Though it’s been only four months since he first took up the job, Jorge Daniel Veneciano is stepping down from his post as director of the Museum of Arts and Design (MAD) in New York. He was appointed in September of last year, and started work in October.
“Current political events compel me to turn my attention to pressing needs in the cultural sector,” said Veneciano in a statement earlier today, which noted that “he will shift his focus to writing and consulting at the intersection of cultural policy, immigrant rights, and civic engagement.” The sudden change is in response to the election of Donald Trump, who will be sworn in as president on January 20, and has previously made incendiary comments about immigrants and crime.

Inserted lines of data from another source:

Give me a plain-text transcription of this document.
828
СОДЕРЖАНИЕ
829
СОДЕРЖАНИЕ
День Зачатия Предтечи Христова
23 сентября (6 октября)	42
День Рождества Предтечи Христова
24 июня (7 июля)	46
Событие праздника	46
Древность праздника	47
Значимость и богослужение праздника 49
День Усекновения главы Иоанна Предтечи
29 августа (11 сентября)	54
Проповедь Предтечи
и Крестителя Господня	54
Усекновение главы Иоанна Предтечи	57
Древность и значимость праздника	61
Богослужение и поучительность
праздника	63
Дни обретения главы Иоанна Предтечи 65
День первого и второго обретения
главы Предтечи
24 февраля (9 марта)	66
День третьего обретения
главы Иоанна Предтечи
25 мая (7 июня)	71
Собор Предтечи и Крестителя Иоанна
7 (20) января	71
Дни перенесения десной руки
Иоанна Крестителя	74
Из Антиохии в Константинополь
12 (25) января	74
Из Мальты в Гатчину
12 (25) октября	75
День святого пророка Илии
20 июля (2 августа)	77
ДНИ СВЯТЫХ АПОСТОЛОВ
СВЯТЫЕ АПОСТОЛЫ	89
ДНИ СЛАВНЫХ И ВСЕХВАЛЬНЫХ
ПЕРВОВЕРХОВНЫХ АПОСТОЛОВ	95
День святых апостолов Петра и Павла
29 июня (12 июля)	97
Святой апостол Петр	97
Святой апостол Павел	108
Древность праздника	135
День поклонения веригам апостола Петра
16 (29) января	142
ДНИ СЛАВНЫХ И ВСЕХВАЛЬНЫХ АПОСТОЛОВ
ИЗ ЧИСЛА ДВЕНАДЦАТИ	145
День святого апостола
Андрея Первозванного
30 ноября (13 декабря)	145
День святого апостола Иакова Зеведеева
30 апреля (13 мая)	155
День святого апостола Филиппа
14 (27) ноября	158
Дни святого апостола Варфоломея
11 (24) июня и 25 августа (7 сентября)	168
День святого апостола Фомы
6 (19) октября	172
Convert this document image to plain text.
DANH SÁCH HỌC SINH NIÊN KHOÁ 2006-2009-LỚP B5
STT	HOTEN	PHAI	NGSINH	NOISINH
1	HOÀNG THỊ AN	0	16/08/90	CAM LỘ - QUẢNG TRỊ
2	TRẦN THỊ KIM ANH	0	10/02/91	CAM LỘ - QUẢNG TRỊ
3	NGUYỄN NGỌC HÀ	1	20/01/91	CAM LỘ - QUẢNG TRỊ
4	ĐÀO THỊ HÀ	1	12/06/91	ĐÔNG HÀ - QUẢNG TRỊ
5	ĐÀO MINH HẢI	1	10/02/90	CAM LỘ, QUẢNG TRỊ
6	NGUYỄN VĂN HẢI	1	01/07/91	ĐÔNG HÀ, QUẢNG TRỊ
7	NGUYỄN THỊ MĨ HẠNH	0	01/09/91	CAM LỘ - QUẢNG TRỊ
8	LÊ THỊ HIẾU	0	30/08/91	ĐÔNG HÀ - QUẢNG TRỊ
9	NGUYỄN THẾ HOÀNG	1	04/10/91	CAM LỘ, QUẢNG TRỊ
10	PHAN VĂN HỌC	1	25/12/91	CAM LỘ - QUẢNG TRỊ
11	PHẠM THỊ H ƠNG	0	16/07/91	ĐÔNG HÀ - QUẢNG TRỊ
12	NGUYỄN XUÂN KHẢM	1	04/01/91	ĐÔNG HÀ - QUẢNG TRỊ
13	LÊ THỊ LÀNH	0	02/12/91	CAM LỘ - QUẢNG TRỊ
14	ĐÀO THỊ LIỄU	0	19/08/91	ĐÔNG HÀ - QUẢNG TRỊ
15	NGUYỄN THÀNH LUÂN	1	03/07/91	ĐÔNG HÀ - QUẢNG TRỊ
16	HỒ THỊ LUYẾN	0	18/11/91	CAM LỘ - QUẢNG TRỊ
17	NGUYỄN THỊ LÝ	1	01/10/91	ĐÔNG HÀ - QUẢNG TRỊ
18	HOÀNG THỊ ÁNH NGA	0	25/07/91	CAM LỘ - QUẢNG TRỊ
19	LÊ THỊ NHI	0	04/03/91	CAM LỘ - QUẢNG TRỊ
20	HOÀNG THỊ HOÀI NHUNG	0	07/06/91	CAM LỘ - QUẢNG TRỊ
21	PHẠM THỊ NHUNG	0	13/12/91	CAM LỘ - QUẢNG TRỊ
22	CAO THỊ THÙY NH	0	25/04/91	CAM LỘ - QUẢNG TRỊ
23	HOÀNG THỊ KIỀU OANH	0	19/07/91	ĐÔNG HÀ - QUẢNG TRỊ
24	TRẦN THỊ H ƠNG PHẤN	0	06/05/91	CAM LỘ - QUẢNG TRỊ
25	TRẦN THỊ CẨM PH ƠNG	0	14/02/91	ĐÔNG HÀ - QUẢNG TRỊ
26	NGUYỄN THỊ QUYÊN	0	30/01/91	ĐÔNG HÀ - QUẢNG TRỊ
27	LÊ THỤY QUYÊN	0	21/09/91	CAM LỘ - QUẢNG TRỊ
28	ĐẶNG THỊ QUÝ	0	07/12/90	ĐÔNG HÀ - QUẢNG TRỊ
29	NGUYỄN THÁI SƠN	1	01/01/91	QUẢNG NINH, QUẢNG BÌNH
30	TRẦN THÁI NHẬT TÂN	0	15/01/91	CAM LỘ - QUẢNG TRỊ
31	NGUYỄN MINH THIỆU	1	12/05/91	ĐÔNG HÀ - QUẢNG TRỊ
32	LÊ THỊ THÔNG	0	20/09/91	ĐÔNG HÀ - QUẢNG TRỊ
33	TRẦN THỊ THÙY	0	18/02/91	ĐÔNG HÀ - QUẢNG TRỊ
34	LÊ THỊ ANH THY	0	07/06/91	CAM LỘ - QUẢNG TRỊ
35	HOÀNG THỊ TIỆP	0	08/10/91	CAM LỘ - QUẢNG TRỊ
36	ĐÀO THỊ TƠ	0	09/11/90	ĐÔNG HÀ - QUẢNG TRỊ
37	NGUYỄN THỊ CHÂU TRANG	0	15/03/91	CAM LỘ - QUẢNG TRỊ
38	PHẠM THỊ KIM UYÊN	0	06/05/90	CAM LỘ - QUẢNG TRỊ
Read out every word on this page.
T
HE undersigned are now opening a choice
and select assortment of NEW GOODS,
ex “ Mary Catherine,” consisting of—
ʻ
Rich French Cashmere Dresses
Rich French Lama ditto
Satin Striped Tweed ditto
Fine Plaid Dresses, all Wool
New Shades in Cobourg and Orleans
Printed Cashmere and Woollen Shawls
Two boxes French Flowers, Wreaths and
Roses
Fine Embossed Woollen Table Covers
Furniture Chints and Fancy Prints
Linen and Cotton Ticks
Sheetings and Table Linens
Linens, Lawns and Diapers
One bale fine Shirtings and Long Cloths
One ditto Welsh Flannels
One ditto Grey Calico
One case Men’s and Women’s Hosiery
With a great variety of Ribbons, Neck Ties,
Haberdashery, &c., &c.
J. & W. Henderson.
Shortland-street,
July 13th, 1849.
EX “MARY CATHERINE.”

in an email to artnet News, Veneciano writes:
“The world was a different place in October when I started this position. The fate of humanism and democracy are now at risk. As a cultural professional and a Latin American immigrant, I have a personal stake in taking a broad view of what I may contribute to fostering civility in these less than civil times. When I worked for the Los Angeles Cultural Affairs Department I partnered immigrant rights and arts organizations to do the work of cultural advocacy. At the Paul Robeson Galleries, the Sheldon Museum, and El Museo I pursued similar and broader advocacy. I feel compelled to return to the work of fostering cultural democracy on the widest registers possible.”
Prior to joining MAD, Veneciano spent two years at the helm of New York’s El Museo del Barrio, dedicated to Caribbean and Latin American arts and culture.
Currently, Veneciano is writing a book about cultural institutions’ social relevance and their ability to help in “securing civility in uncivil times.”
With Veneciano’s last day on the job being January 31, board chair Michele Cohen is in line to serve as interim director. “Though we are sorry to see him go, we understand and respect his decision,” she said in a statement.
The museum has seen an unusual amount of turnover in the top post since January 2013, when Holly Hotchner, its longtime director, announced she would be stepping down. Glenn Adamson, her successor, held the job for just two and a half years, from September 2013 to March 2016.
Veneciano will help consult with the museum as it searches, yet again, for a new leader.
“I remain a great admirer of the Museum of Arts and Design,” Veneciano added. “I am confident that it will be in good hands going forward.”